Redskins' Latest Woe: Closed Captioning Lawsuit Filed

The WSJ Law Blog unearths this tidbit from the Washington Post:

The National Association of the Deaf has filed a lawsuit against the Washington Redskins to get team officials to offer closed-captioning for the deaf and hearing-impaired at FedEx Field.

The class-action suit, filed in U.S. District Court in Greenbelt, says the team is in violation of the Americans With Disabilities Act for failing to provide captioning during games.

* * *

The complaint was filed Aug. 31 on behalf of three fans from Maryland who regularly attend home games. It asks the court to order the Redskins and FedEx Field officials to provide and display captioning on scoreboards and video monitors for all announcements, plays and penalties called during the game.
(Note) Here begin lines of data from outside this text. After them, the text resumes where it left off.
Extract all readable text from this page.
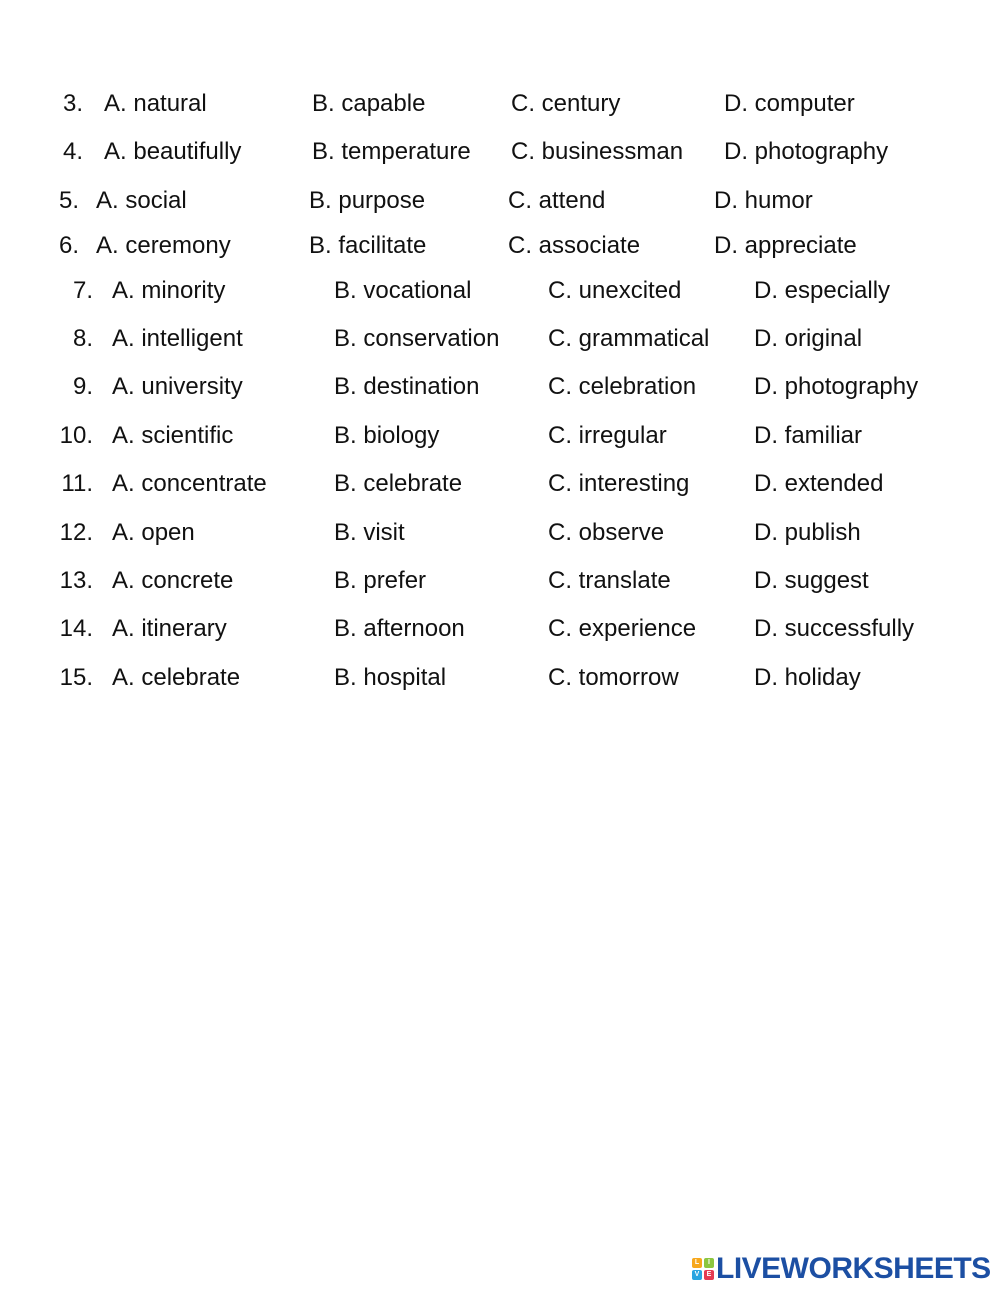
3. A. natural	B. capable	C. century	D. computer
4. A. beautifully	B. temperature C. businessman D. photography
5. A. social	B. purpose	C. attend	D. humor
6. A. ceremony	B. facilitate	C. associate	D. appreciate
7. A. minority	B. vocational	C. unexcited	D. especially
8. A. intelligent	B. conservation C. grammatical D. original
9. A. university	B. destination	C. celebration D. photography
10. A. scientific	B. biology	C. irregular	D. familiar
11. A. concentrate	B. celebrate	C. interesting	D. extended
12. A. open	B. visit	C. observe	D. publish
13. A. concrete	B. prefer	C. translate	D. suggest
14. A. itinerary	B. afternoon	C. experience D. successfully
15. A. celebrate	B. hospital	C. tomorrow	D. holiday
L	I
V	E LIVEWORKSHEETS
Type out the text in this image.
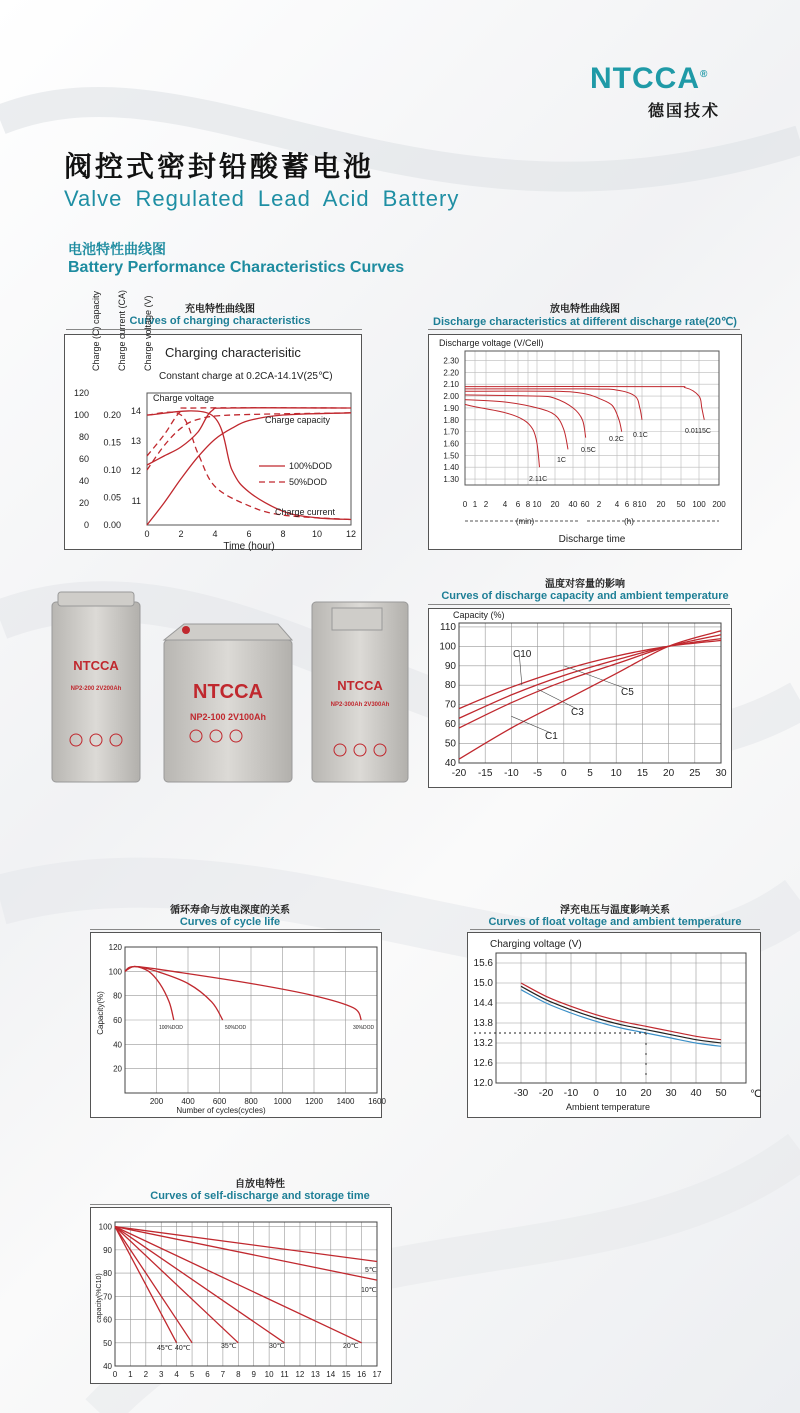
NTCCA®
德国技术
阀控式密封铅酸蓄电池
Valve Regulated Lead Acid Battery
电池特性曲线图
Battery Performance Characteristics Curves
充电特性曲线图
Curves of charging characteristics
放电特性曲线图
Discharge characteristics at different discharge rate(20℃)
温度对容量的影响
Curves of discharge capacity and ambient temperature
循环寿命与放电深度的关系
Curves of cycle life
浮充电压与温度影响关系
Curves of float voltage and ambient temperature
自放电特性
Curves of self-discharge and storage time
Charging characterisitic
Constant charge at 0.2CA-14.1V(25℃)
Charge (C) capacity Charge current (CA) Charge voltage (V)
0	2	4	6	8	10	12
0
20
40
60
80
100
120
0.00
0.05
0.10
0.15
0.20
11
12
13
14
Time (hour)
Charge voltage
Charge capacity
Charge current
100%DOD
50%DOD
Discharge voltage (V/Cell)
1.30
1.40
1.50
1.60
1.70
1.80
1.90
2.00
2.10
2.20
2.30
0 1 2 4 6 8 10 20 40 60 2 4 6 8 10 20 50 100 200
(min)	(h)
Discharge time
2.11C
1C
0.5C
0.2C
0.1C
0.0115C
-20 -15 -10 -5 0 5 10 15 20 25 30
40
50
60
70
80
90
100
110
Capacity (%)
C10
C5
C3
C1
200 400 600 800 1000 1200 1400 1600
20
40
60
80
100
120
Capacity(%)
Number of cycles(cycles)
100%DOD	50%DOD	30%DOD
-30 -20 -10 0 10 20 30 40 50
12.0
12.6
13.2
13.8
14.4
15.0
15.6
Charging voltage (V)
℃
Ambient temperature
0 1 2 3 4 5 6 7 8 9 10 11 12 13 14 15 16 17
40
50
60
70
80
90
100
capacity(%C10)
5℃
10℃
20℃
30℃
35℃
40℃
45℃
NTCCA
NP2-200 2V200Ah	NTCCA
NP2-100 2V100Ah
NTCCA
NP2-300Ah 2V300Ah
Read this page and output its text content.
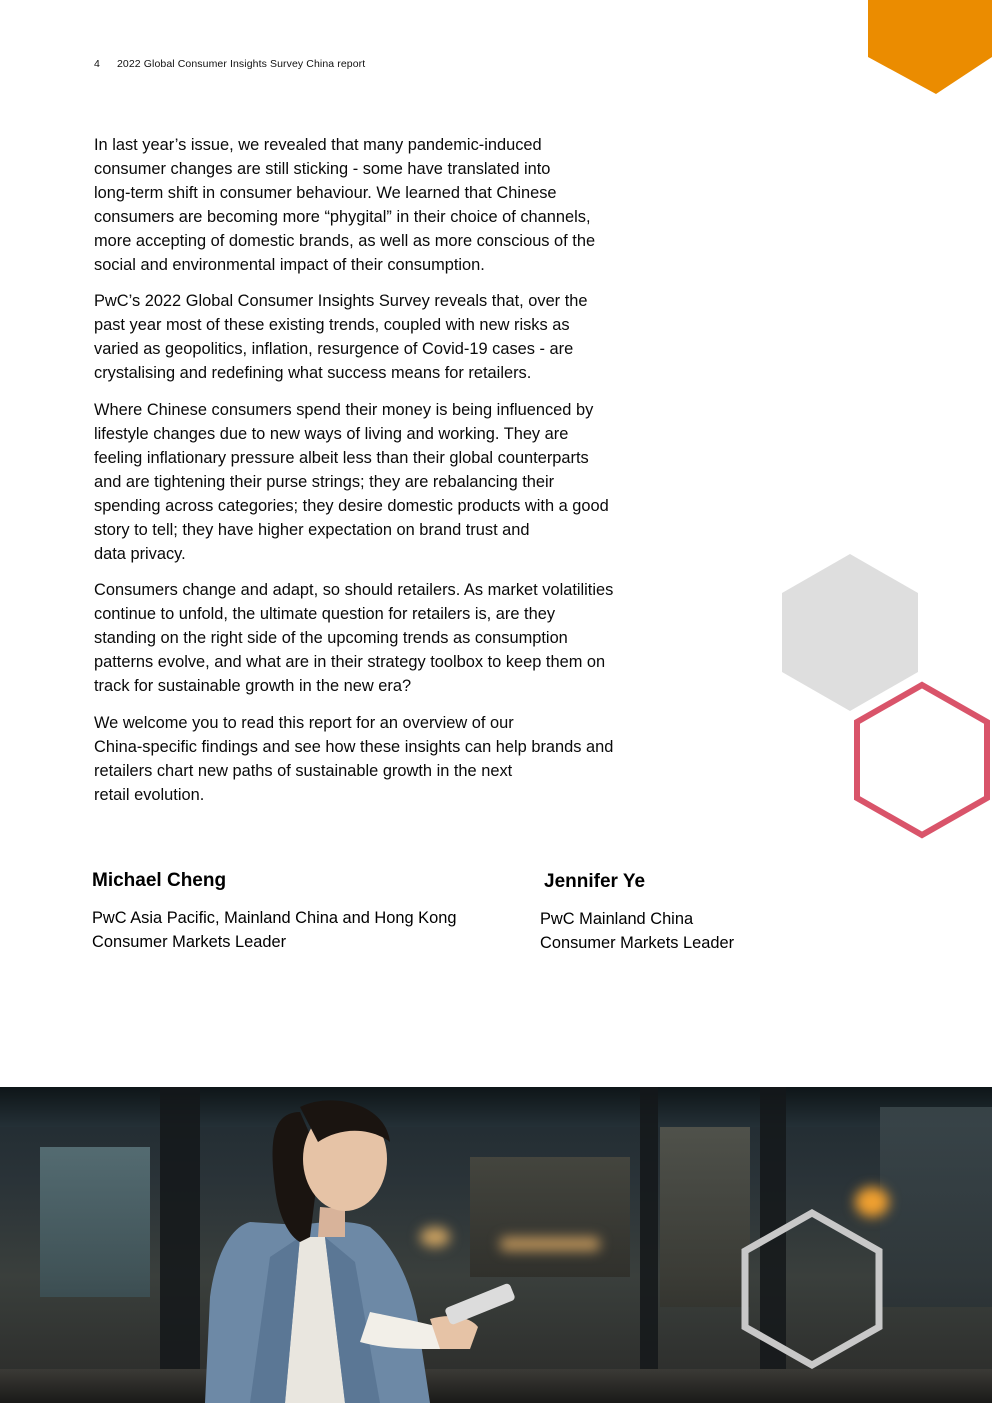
4 2022 Global Consumer Insights Survey China report

In last year’s issue, we revealed that many pandemic-induced
consumer changes are still sticking - some have translated into
long-term shift in consumer behaviour. We learned that Chinese
consumers are becoming more “phygital” in their choice of channels,
more accepting of domestic brands, as well as more conscious of the
social and environmental impact of their consumption.

PwC’s 2022 Global Consumer Insights Survey reveals that, over the
past year most of these existing trends, coupled with new risks as
varied as geopolitics, inflation, resurgence of Covid-19 cases - are
crystalising and redefining what success means for retailers.

Where Chinese consumers spend their money is being influenced by
lifestyle changes due to new ways of living and working. They are
feeling inflationary pressure albeit less than their global counterparts
and are tightening their purse strings; they are rebalancing their
spending across categories; they desire domestic products with a good
story to tell; they have higher expectation on brand trust and
data privacy.

Consumers change and adapt, so should retailers. As market volatilities
continue to unfold, the ultimate question for retailers is, are they
standing on the right side of the upcoming trends as consumption
patterns evolve, and what are in their strategy toolbox to keep them on
track for sustainable growth in the new era?

We welcome you to read this report for an overview of our
China-specific findings and see how these insights can help brands and
retailers chart new paths of sustainable growth in the next
retail evolution.

Michael Cheng
PwC Asia Pacific, Mainland China and Hong Kong
Consumer Markets Leader
Jennifer Ye
PwC Mainland China
Consumer Markets Leader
"I am a lifelong die-hard Redskins fan and I love watching the Redskins play at FedEx Field," Shane Feldman of Silver Spring said in a statement. "But I miss out on the total game experience because I cannot hear the information announced on the public address system. Providing captioning is not rocket science; it is simple, and it is the right thing to do."
A Redskins spokesman says that the team is exploring closed captioning technolgoies "even though NFL teams are not required by law to offer closed-captioning in the stadium." I'm not so sure that the NFL is giving its teams good advice about the ADA on that point. What is the basis for its claim that Title III of the ADA wouldn't require closed captioning? There has been extensive litigation and commentary on whether the ADA mandates particular "lines of sight" for wheelchair bound fans at sports arenas. See, e.g., Adam A. Milani, "Oh Say, Can I See--And Who Do I Sue If I Can't?": Wheelchair Users, Sightlines over Standing Spectators, and Architect Liability Under the Americans with Disabilities Act, 52 FLORIDA LAW REVIEW 523 (2000). None of this law, that I'm aware of at least, would immunize the NFL from a Title III (public accomodations) suit under the ADA. "Reasonable modifications" must be made if they would not amount of a "fundamental alternation" of the services provided, and a stadiums are explicitly covered under the definition of "public accomodation." After all, the ADA regulations provide:
A public accommodation shall take those steps that may be necessary to ensure that no individual with a disability is excluded, denied services, segregated or otherwise treated differently than other individuals because of the absence of auxiliary aids and services, unless the public accommodation can demonstrate that taking those steps would fundamentally alter the nature of the goods, services, facilities, privileges, advantages, or accommodations being offered or would result in an undue burden, i.e., significant difficulty or expense.
Thoughts?

The case was filed by Joseph B. Espo, an attorney with Brown, Goldstein & Levy, LLP in Baltimore, Maryland, according to the NAD's August 31 press release. There is some discussion of the technical issues involved in closed captioning in the comments section on the Deaf DC Blog here.